AirScience Siloxanes & VOC Removal System


For high siloxanes concentration Vacuum Swing Adsorption (VSA) will be recommended if no VOCs are present as VOCs which will be adsorbed by the media will not desorb by vacuum alone.

When siloxanes and VOCs at medium to high concentrations are present Thermal Swing Asdorption will be recommended. The gas purification performance of activated carbon and TSA is similar however as activated carbon is not desorb it needs to be replaced as soon as it reaches close to saturation. The selection of one technology versus the  other is based on the evaluation of capital cost versus operating cost as a function of siloxanes and VOCs concentration.
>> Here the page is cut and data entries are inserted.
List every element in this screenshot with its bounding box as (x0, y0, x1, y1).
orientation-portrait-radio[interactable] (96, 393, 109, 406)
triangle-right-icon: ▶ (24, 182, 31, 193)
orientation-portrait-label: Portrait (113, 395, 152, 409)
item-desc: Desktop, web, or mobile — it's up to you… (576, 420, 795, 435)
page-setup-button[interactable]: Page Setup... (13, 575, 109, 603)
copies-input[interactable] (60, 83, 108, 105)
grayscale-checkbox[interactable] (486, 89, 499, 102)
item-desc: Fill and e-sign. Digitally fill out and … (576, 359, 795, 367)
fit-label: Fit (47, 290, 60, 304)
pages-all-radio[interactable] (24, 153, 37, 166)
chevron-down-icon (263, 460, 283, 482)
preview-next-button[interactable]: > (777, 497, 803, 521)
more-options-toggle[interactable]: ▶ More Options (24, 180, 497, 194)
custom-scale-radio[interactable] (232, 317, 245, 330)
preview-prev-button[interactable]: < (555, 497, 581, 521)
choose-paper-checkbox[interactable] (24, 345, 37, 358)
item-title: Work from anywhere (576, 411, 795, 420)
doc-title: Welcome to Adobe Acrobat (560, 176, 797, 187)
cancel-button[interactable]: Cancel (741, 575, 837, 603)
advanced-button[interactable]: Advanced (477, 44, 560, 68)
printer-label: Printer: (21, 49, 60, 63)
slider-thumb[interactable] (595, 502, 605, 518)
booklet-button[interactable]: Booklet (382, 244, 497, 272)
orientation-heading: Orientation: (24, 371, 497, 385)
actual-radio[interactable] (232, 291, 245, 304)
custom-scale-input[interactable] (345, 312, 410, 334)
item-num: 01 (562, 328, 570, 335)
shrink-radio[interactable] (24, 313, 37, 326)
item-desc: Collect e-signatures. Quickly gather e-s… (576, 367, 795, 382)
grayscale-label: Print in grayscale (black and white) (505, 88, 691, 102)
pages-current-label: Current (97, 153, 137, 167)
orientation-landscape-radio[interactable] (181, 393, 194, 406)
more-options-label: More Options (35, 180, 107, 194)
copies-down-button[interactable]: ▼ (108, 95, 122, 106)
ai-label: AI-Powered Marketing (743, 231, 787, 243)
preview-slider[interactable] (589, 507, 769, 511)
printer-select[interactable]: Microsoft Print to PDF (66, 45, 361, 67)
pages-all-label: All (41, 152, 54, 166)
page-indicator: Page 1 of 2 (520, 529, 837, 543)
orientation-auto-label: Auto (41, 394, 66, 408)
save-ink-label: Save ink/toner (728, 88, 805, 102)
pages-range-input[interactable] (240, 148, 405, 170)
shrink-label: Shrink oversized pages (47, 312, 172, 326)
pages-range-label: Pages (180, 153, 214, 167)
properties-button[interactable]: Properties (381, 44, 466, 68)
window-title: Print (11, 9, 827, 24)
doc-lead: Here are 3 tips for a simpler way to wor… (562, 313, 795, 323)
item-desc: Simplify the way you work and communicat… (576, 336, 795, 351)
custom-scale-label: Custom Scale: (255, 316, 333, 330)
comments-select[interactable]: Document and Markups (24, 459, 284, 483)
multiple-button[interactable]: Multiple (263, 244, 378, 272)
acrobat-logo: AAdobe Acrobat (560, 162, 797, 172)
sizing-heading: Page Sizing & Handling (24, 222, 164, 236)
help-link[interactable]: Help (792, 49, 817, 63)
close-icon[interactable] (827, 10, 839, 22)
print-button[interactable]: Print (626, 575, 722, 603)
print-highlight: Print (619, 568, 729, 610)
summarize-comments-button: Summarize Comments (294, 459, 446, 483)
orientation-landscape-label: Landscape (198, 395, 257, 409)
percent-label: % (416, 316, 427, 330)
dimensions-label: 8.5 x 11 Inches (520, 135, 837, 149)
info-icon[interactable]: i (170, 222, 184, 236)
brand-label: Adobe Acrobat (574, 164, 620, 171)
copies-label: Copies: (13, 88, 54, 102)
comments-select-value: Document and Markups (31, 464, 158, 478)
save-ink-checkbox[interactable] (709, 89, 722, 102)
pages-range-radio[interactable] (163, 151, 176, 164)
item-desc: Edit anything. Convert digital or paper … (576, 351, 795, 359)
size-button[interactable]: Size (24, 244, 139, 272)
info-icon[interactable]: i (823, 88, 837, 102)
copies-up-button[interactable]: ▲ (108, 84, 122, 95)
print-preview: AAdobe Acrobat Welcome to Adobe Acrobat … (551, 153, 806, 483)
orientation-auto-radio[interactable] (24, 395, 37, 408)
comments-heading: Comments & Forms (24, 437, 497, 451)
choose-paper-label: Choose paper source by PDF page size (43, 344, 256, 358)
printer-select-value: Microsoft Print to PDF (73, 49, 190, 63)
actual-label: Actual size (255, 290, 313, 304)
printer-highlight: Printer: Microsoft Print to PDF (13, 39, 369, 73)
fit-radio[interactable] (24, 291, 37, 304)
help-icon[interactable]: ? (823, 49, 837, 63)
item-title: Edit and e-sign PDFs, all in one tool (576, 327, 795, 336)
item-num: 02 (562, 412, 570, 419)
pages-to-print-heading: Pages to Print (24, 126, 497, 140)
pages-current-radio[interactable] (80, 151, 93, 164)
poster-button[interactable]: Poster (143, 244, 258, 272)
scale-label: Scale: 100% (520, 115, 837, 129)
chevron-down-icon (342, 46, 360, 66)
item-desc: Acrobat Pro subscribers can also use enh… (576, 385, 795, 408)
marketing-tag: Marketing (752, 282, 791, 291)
If the concentrations of both siloxanes and VOCs is low, activated carbon is recommended as it has the lowest capital cost of the three processes that are generally used for this application, however if the concentration of one or both of the impurities is high, the activated carbon will be rapidly saturated, translating into a high operating cost.



Activated Carbon Process


The system consists of a minimum of two towers, each having a bed of activated carbon. The gas travels through the carbon bed from bottom to top. Pressure drop through the bed and outlet concentrations are monitored to alert to a change in performance signaling the need to replace the carbon. To replace the carbon, the tower must be put off-stream, the full flow passing through the remaining tower(s) during the emptying and refilling operation.


Once one tower has been refilled the other tower(s) must also have their carbon bed replaced, so that all towers have carbon with the approximate same loading.
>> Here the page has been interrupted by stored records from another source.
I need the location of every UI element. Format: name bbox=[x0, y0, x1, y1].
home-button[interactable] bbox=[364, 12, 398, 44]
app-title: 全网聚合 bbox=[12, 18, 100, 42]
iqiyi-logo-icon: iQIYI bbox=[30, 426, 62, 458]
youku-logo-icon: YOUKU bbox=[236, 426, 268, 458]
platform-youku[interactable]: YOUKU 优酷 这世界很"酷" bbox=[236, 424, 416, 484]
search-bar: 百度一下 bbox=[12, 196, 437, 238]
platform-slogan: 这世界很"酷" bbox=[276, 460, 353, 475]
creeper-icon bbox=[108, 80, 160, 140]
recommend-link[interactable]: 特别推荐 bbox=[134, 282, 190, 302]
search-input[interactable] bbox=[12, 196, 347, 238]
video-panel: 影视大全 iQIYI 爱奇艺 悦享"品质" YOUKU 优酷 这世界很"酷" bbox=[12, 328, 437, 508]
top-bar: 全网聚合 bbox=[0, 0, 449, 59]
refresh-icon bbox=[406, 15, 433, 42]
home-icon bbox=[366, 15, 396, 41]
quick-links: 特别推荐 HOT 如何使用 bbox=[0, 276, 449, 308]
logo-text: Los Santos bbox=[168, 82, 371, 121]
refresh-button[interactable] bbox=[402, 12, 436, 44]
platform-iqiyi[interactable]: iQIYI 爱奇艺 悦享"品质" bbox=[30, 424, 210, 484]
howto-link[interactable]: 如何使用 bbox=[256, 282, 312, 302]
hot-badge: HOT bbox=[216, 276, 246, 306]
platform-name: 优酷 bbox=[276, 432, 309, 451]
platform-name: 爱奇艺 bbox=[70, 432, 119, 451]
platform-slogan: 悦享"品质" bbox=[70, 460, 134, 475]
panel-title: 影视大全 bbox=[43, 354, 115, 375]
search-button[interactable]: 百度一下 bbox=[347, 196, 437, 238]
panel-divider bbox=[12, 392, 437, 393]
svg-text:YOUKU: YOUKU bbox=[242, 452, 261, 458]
Vacuum Swing Adsorption (VSA) Process


From the outside a VSA unit is very similar to an activated carbon system (several towers in parallel with an inlet manifold and an outlet manifold, each with motorized isolation valves.


The difference resides in the type of adsorbent media (activated carbon for one, molecular sieve for the other) and the fact that a VSA system has a vacuum system connection at each tower.
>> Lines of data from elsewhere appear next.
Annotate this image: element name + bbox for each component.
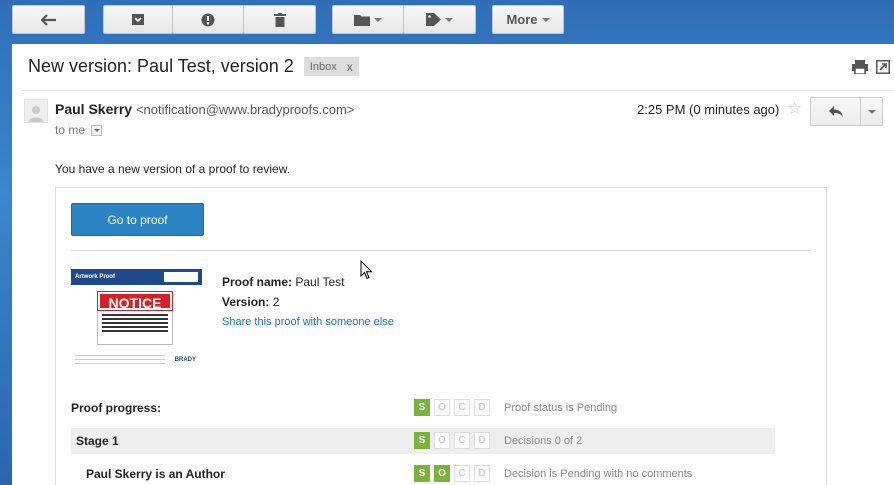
progress-row-status: Decision is Pending with no comments: [504, 468, 693, 480]
notice-body-lines: [98, 310, 172, 336]
details-dropdown[interactable]: [91, 124, 103, 136]
go-to-proof-button[interactable]: Go to proof: [71, 203, 204, 236]
report-spam-button[interactable]: [172, 5, 244, 34]
thumbnail-title: Artwork Proof: [75, 274, 116, 280]
print-icon[interactable]: [852, 60, 868, 74]
proof-thumbnail[interactable]: Artwork Proof NOTICE BRADY: [71, 269, 202, 369]
progress-row-label: Stage 1: [76, 434, 119, 448]
stage-row: Stage 1 S O C D Decisions 0 of 2: [71, 428, 775, 454]
inbox-label-chip: Inbox x: [303, 57, 359, 76]
archive-icon: [132, 14, 144, 25]
tag-icon: [426, 13, 441, 26]
delete-button[interactable]: [243, 5, 316, 34]
move-to-button[interactable]: [332, 5, 404, 34]
progress-row-label: Proof progress:: [71, 401, 162, 415]
chevron-down-icon: [93, 128, 100, 132]
top-icons: [852, 60, 890, 74]
subject-row: New version: Paul Test, version 2 Inbox …: [28, 56, 359, 77]
step-c: C: [454, 399, 470, 416]
more-label: More: [506, 12, 538, 27]
step-d: D: [474, 432, 490, 449]
brady-logo: BRADY: [174, 357, 196, 363]
labels-button[interactable]: [403, 5, 476, 34]
version-value: 2: [272, 295, 280, 309]
remove-label-button[interactable]: x: [347, 60, 353, 74]
step-d: D: [474, 465, 490, 482]
step-o: O: [434, 399, 450, 416]
message-panel: New version: Paul Test, version 2 Inbox …: [12, 44, 894, 485]
proof-progress-row: Proof progress: S O C D Proof status is …: [71, 395, 775, 421]
step-d: D: [474, 399, 490, 416]
folder-icon: [354, 14, 370, 26]
step-c: C: [454, 465, 470, 482]
star-icon[interactable]: ☆: [787, 99, 802, 119]
step-s: S: [414, 465, 430, 482]
thumbnail-info-box: [164, 272, 198, 282]
proof-name-label: Proof name:: [222, 275, 293, 289]
more-button[interactable]: More: [492, 5, 564, 34]
proof-card: Go to proof Artwork Proof NOTICE BRADY P…: [55, 187, 827, 485]
reply-icon: [828, 106, 843, 117]
proof-meta: Proof name: Paul Test Version: 2 Share t…: [222, 272, 394, 332]
header-divider: [22, 90, 894, 91]
message-subject: New version: Paul Test, version 2: [28, 56, 294, 76]
notice-sign: NOTICE: [97, 291, 173, 345]
step-c: C: [454, 432, 470, 449]
intro-text: You have a new version of a proof to rev…: [55, 162, 291, 176]
proof-name-value: Paul Test: [295, 275, 345, 289]
trash-icon: [273, 12, 286, 27]
sender-email: <notification@www.bradyproofs.com>: [135, 102, 355, 117]
share-proof-link[interactable]: Share this proof with someone else: [222, 312, 394, 332]
thumbnail-header: Artwork Proof: [71, 269, 202, 285]
archive-button[interactable]: [103, 5, 173, 34]
sender-line: Paul Skerry <notification@www.bradyproof…: [55, 101, 354, 117]
step-s: S: [414, 432, 430, 449]
reply-group: [810, 97, 883, 126]
step-o: O: [434, 432, 450, 449]
version-row: Version: 2: [222, 292, 394, 312]
step-o: O: [434, 465, 450, 482]
person-icon: [28, 106, 44, 122]
version-label: Version:: [222, 295, 270, 309]
chevron-down-icon: [867, 109, 876, 114]
recipient-label: to me: [55, 123, 86, 137]
reply-button[interactable]: [811, 98, 861, 125]
back-button[interactable]: [12, 5, 85, 34]
mouse-cursor-icon: [360, 260, 373, 280]
new-window-icon[interactable]: [876, 60, 890, 74]
sender-name[interactable]: Paul Skerry: [55, 101, 132, 117]
arrow-left-icon: [40, 13, 56, 26]
card-divider: [71, 250, 811, 251]
toolbar: More: [0, 0, 894, 44]
recipient-line: to me: [55, 123, 103, 137]
message-time: 2:25 PM (0 minutes ago): [637, 102, 780, 117]
author-row: Paul Skerry is an Author S O C D Decisio…: [71, 461, 775, 485]
more-actions-button[interactable]: [861, 98, 882, 125]
progress-row-label: Paul Skerry is an Author: [86, 467, 225, 481]
step-s: S: [414, 399, 430, 416]
progress-row-status: Proof status is Pending: [504, 402, 618, 414]
inbox-label: Inbox: [309, 60, 337, 73]
progress-row-status: Decisions 0 of 2: [504, 435, 583, 447]
report-spam-icon: [201, 13, 215, 26]
avatar: [24, 99, 48, 123]
notice-heading: NOTICE: [97, 291, 173, 311]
The vacuum system consisting of a vacuum pump and a series of motorized valves to allow the cycling of each tower from adsorption to desorption mode.


The vent gas is then compressed, chilled to condense siloxanes, then after a separation stage, re-injected at the inlet of the VSA towers.



Thermal Swing Adsorption (TSA) Process


This is the most effective siloxanes and VOCs removal system. It combines the removal efficiency of the activated carbon technology with the low operating cost of the VSA system.

TSA can treat high loads of siloxanes and VOCs and its thermal desorption process assures that the adsorbent will have an extended usable life.

In a TSA system the gas passes through the adsorbent where the contaminants, siloxanes and VOCs are adsorbed. During that time the two other towers are off line, one being heated, the other one cooled. As one tower gets close to saturation, it is taken off-line and switched to regeneration mode while the tower who finished regeneration/cooling mode is brought back on line.

Regeneration gas (usually vent gas from the CO2 removal unit) is first passed through the tower which finished its regeneration/heating cycle to cool the media bed back to the operation temperature, the gas exiting that tower is further heated in an electric heater then passed in a counter-current mode through the quasi saturated tower, slowly heating the adsorbent bed, and desorbing siloxanes and VOCs. The vent gas is then directed to a thermal oxidizer to be incinerated. Once the complete adsorbent bed has been desorbed the hot bed goes through the cooling stage. At that time, the third tower which has completed its cooling stage is brought back on line and the adsorption, desorption, cooling sequence continues providing a continuous VOCs and siloxanes removal from the biogas.

In cases where regeneration gas is not available a three tower TSA arrangement is provided where one tower acts as a regeneration gas generator using a split stream of the raw feed gas. In this case the discharge of VOCs and siloxanes is in the form of a condensed liquid rather than a gas. The adsorption, desorption, cooling sequence is the same as for the TSA with regeneration gas.

In cases of small gas flow is low and low levels of VOCs and siloxanes a two tower TSA system can be used, however as flow and concentration of contaminants becomes higher, the size of a two tower system becomes too large to be practical and a three tower system is implemented.